SNV single-nucleotide variant.
Summary of prospective variant predictions.
| Variant/genotype | Predicted false positive calls | Predicted true positive calls | Orthogonal order reduction |
|---|---|---|---|
| SNV—heterozygous | 29 | 164 | 84.97% |
| SNV—homozygous | 1 | 34 | 97.14% |
| SNV—complex heterozygous | 0 | 0 | — |
| Indel—heterozygous | 6 | 18 | 75.00% |
| Indel—homozygous | 0 | 0 | — |
| Indel—complex heterozygous | 0 | 0 | — |
| Overall | 36 | 216 | 85.71% |
This table details the outcome of the use of the models in clinical cases. It shows the total number of variants that were predicted to be false positive or true positive in the clinical cases along with the percentage of variants that were not sent for orthogonal confirmation.
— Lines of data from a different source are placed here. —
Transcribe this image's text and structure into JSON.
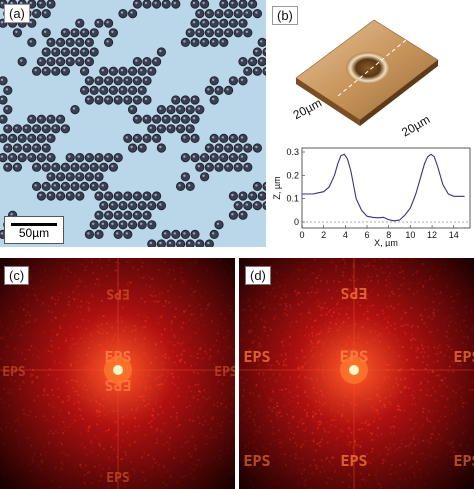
{
  "panels": {
    "a": {
      "label": "(a)",
      "scale_bar": "50µm"
    },
    "b": {
      "label": "(b)",
      "dim_left": "20µm",
      "dim_right": "20µm",
      "profile_chart": {
        "type": "line",
        "xlabel": "X, µm",
        "ylabel": "Z, µm",
        "xlim": [
          0,
          15.5
        ],
        "ylim": [
          0,
          0.3
        ],
        "xticks": [
          "0",
          "2",
          "4",
          "6",
          "8",
          "10",
          "12",
          "14"
        ],
        "yticks": [
          "0",
          "0.1",
          "0.2",
          "0.3"
        ],
        "color": "#3b2d8f",
        "x": [
          0,
          0.5,
          1,
          1.5,
          2,
          2.5,
          3,
          3.3,
          3.6,
          3.9,
          4.2,
          4.5,
          5,
          5.5,
          6,
          6.5,
          7,
          7.5,
          8,
          8.5,
          9,
          9.5,
          10,
          10.5,
          11,
          11.3,
          11.6,
          11.9,
          12.2,
          12.5,
          13,
          13.5,
          14,
          14.5,
          15
        ],
        "y": [
          0.12,
          0.12,
          0.12,
          0.125,
          0.13,
          0.15,
          0.2,
          0.25,
          0.285,
          0.29,
          0.27,
          0.22,
          0.1,
          0.05,
          0.025,
          0.02,
          0.018,
          0.02,
          0.01,
          0.005,
          0.008,
          0.03,
          0.06,
          0.12,
          0.2,
          0.25,
          0.28,
          0.29,
          0.28,
          0.24,
          0.16,
          0.12,
          0.11,
          0.11,
          0.11
        ]
      }
    },
    "c": {
      "label": "(c)",
      "pattern_text": "EPS"
    },
    "d": {
      "label": "(d)",
      "pattern_text": "EPS"
    }
  }
}
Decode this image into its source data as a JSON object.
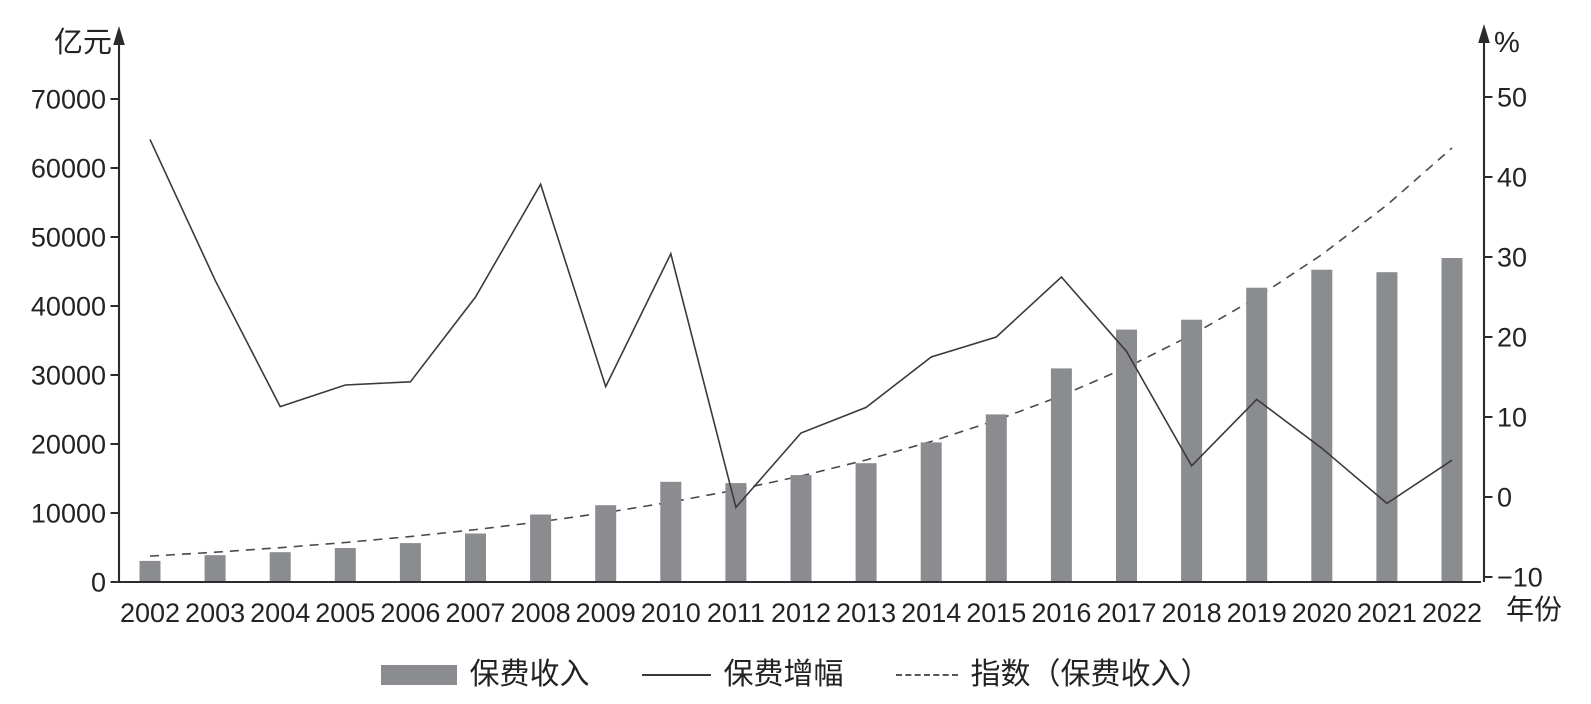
{
  "chart_data": {
    "type": "bar-line-combo",
    "title": "",
    "categories": [
      "2002",
      "2003",
      "2004",
      "2005",
      "2006",
      "2007",
      "2008",
      "2009",
      "2010",
      "2011",
      "2012",
      "2013",
      "2014",
      "2015",
      "2016",
      "2017",
      "2018",
      "2019",
      "2020",
      "2021",
      "2022"
    ],
    "series": [
      {
        "name": "保费收入",
        "type": "bar",
        "axis": "left",
        "unit": "亿元",
        "values": [
          3053,
          3880,
          4318,
          4927,
          5641,
          7036,
          9784,
          11137,
          14528,
          14339,
          15488,
          17222,
          20235,
          24283,
          30959,
          36581,
          38017,
          42645,
          45257,
          44900,
          46957
        ]
      },
      {
        "name": "保费增幅",
        "type": "line",
        "axis": "right",
        "unit": "%",
        "values": [
          44.7,
          27.1,
          11.3,
          14.0,
          14.4,
          25.0,
          39.1,
          13.8,
          30.4,
          -1.3,
          8.0,
          11.2,
          17.5,
          20.0,
          27.5,
          18.2,
          3.9,
          12.2,
          6.1,
          -0.8,
          4.6
        ]
      },
      {
        "name": "指数（保费收入）",
        "type": "line-dashed",
        "axis": "left",
        "unit": "亿元",
        "fit": "exponential-trendline",
        "values": [
          3750,
          4318,
          4972,
          5724,
          6591,
          7589,
          8738,
          10061,
          11585,
          13339,
          15358,
          17684,
          20361,
          23444,
          26994,
          31082,
          35788,
          41207,
          47446,
          54630,
          62902
        ]
      }
    ],
    "left_axis": {
      "label": "亿元",
      "min": 0,
      "max": 70000,
      "tick_step": 10000,
      "tick_values": [
        70000,
        60000,
        50000,
        40000,
        30000,
        20000,
        10000,
        0
      ],
      "tick_labels": [
        "70000",
        "60000",
        "50000",
        "40000",
        "30000",
        "20000",
        "10000",
        "0"
      ]
    },
    "right_axis": {
      "label": "%",
      "min": -10,
      "max": 50,
      "tick_step": 10,
      "tick_values": [
        50,
        40,
        30,
        20,
        10,
        0,
        -10
      ],
      "tick_labels": [
        "50",
        "40",
        "30",
        "20",
        "10",
        "0",
        "−10"
      ]
    },
    "x_axis": {
      "label": "年份"
    },
    "grid": false,
    "legend_position": "bottom-center",
    "colors": {
      "bar": "#8a8c8f",
      "growth_line": "#3a3a3c",
      "trend_line": "#4a4a4e",
      "axis": "#2b2b2d",
      "text": "#232325"
    }
  },
  "legend": {
    "items": [
      {
        "label": "保费收入",
        "swatch": "bar"
      },
      {
        "label": "保费增幅",
        "swatch": "solid-line"
      },
      {
        "label": "指数（保费收入）",
        "swatch": "dashed-line"
      }
    ]
  }
}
SNV single-nucleotide variant.
Summary of clinical approaches.
| Category | All variants | GIAB benchmark only | Nonactionable only | GIAB benchmark + nonactionable only |
|---|---|---|---|---|
| Risk of reporting false positive | Higher | Lower | Lower | |
| Risk of adverse impact on patient care | Higher | Higher | Lower | |
| Not eligible—no passing model | 6 | 6 | 6 | |
| Not eligible—outside benchmark region AND actionable | N/A | N/A | 4 | |
| Not eligible—actionable | N/A | N/A | 44 | |
| Not eligible—outside benchmark region | N/A | 88 | 84 | |
| Eligible—predicted true | 240 | 164 | 141 | |
| Eligible—predicted false | 60 | 48 | 27 | |
| Confirmation order rate | 21.57% | 46.41% | 53.92% |
This table summarizes the prospective results for all variants (n = 306) under different clinical approaches. The methods are organized from highest risk of reporting a false positive to lowest, where reporting actionable variants without confirmation is considered highest risk. Approaches that allow the models to be applied to any variant interpretation (specifically primary or actionable) have a higher risk for adverse impact on patient care. Approaches that allow for variants from any genomic region (specifically outside Genome in a Bottle [GIAB] benchmark regions) have a higher risk of reporting a false positive. Variants that are classified as “not eligible” either did not have a validated model or require confirmation test due to the approach. Confirmation order rate is the percentage of variants that are either not eligible or predicted false, indicating that a confirmation test would be ordered for that variant prior to reporting. The results from our clinical approach (nonactionable only) are emphasized.